Principle:Microsoft Playwright Extract Data with Agent
| Knowledge Sources | |
|---|---|
| Domains | AI_Testing, Browser_Automation, Data_Extraction |
| Last Updated | 2026-02-11 00:00 GMT |
Overview
Using AI agents to extract structured data from web pages by describing the desired data in natural language and providing a schema for the output enables type-safe data retrieval without writing DOM traversal code.
Description
Web pages contain rich, semi-structured data embedded in HTML: tables, lists, cards, forms, and text blocks. Extracting this data programmatically typically requires writing fragile CSS selectors or XPath queries that break when the page structure changes. AI-driven data extraction offers an alternative approach:
- The test author describes what data to extract in natural language (e.g., "extract all product names and prices from the catalog")
- The test author provides a schema that defines the expected shape of the extracted data (e.g., an array of objects with name and price fields)
- The AI agent reads the page content, identifies the relevant data, and returns it in the specified schema format
Key properties of this approach:
- Schema-driven output: The extraction result is guaranteed to conform to a user-defined schema, providing type safety and enabling downstream processing.
- No browser actions: Unlike perform() and expect(), data extraction is purely observational. The agent reads the page but does not click, navigate, or modify any state.
- Natural language flexibility: The query can describe data at any level of abstraction, from simple field extraction to complex aggregation.

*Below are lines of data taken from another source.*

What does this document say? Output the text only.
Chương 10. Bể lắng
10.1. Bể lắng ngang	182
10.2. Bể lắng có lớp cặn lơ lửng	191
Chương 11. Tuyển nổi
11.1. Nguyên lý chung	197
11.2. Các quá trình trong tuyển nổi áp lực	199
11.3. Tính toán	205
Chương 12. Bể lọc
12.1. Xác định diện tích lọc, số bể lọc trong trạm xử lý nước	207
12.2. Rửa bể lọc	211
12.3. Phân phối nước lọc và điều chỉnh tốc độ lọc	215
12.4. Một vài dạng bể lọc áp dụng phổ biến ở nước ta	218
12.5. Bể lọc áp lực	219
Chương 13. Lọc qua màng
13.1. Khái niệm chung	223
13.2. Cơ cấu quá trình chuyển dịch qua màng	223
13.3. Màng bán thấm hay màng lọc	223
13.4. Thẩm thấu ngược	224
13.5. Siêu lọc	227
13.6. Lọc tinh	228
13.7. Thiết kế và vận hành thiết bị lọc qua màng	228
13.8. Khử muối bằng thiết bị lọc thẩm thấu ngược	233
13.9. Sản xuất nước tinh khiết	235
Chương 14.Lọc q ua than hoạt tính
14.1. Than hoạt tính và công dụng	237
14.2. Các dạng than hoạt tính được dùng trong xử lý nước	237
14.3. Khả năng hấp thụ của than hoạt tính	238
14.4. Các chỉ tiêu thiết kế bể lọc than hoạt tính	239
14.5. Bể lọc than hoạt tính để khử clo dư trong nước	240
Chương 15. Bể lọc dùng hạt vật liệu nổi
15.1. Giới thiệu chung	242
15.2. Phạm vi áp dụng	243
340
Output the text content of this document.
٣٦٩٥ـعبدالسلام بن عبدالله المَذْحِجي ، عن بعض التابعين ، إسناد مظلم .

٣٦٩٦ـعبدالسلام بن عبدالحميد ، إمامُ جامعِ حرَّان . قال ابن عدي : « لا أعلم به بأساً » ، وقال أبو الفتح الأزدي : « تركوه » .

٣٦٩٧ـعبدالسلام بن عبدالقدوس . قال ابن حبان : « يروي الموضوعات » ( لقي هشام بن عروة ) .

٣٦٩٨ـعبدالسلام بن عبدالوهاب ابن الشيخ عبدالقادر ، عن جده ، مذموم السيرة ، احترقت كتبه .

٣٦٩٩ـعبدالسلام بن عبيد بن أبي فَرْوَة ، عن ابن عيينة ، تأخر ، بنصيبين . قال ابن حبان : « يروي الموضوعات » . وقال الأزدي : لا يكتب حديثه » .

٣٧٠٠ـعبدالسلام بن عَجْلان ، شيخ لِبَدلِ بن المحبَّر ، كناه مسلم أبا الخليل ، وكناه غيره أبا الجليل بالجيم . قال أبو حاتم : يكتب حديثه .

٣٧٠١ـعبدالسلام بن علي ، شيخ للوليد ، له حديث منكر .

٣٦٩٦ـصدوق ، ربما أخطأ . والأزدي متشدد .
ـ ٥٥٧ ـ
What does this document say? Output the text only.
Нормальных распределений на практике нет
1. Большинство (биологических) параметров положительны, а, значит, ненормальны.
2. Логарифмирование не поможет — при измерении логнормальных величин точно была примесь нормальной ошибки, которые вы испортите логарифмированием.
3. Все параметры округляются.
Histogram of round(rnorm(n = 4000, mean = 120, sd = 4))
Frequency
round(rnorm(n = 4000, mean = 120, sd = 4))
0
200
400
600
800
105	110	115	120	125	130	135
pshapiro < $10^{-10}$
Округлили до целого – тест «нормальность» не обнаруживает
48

- LLM-powered understanding: The agent uses the LLM's natural language understanding to identify relevant data even when it is presented in varied formats across different page layouts.
Usage
Apply this principle when:
- You need to extract structured data from a web page for test validation
- You want to scrape tabular data, lists, or card-based layouts without writing selectors
- You need type-safe extraction results validated against a schema
- The page layout may change but the data semantics remain stable
- You are building data-driven tests that compare extracted data against expected values
Theoretical Basis
AI-driven data extraction can be modeled as a function from page content and a query to structured output:
Extract(page, query, schema):
content = snapshot(page) // Capture page content
prompt = buildPrompt(
instruction: "Extract the requested data. Do not perform any actions.",
query: query,
content: content,
outputSchema: schema
)
response = LLM.generate(prompt) // LLM produces structured output
result = validate(response, schema) // Validate against schema
return result
Schema as contract:
The schema serves a dual purpose:
- LLM guidance: It tells the LLM exactly what structure to produce, reducing ambiguity and improving extraction accuracy.
- Runtime validation: The extracted data is validated against the schema before being returned, catching LLM hallucinations or malformed output.
Example schema (conceptual):
{
type: "array",
items: {
type: "object",
properties: {
name: { type: "string" },
price: { type: "number" },
inStock: { type: "boolean" }
}
}
}
Query: "Extract all products from the catalog page"
Result: [
{ name: "Laptop Stand", price: 29.99, inStock: true },
{ name: "USB-C Hub", price: 49.99, inStock: false },
...
]
Distinction from perform() and expect():
| Method | Purpose | Browser Actions | Output |
|---|---|---|---|
| perform() | Execute browser actions | Yes (click, type, navigate) | Usage statistics |
| expect() | Verify page state | No (read-only) | void (pass/fail) |
| extract() | Extract structured data | No (read-only) | Typed data matching schema |
No tool invocation:
Unlike perform() and expect() which use browser tools (action tools and assertion tools respectively), extract() uses no browser tools at all. The LLM is instructed to extract data purely from the page content provided in the prompt. The only "tool" it uses is a built-in report_result tool that returns the structured data conforming to the user's schema.
This design ensures that extraction is always side-effect-free and cannot accidentally modify page state.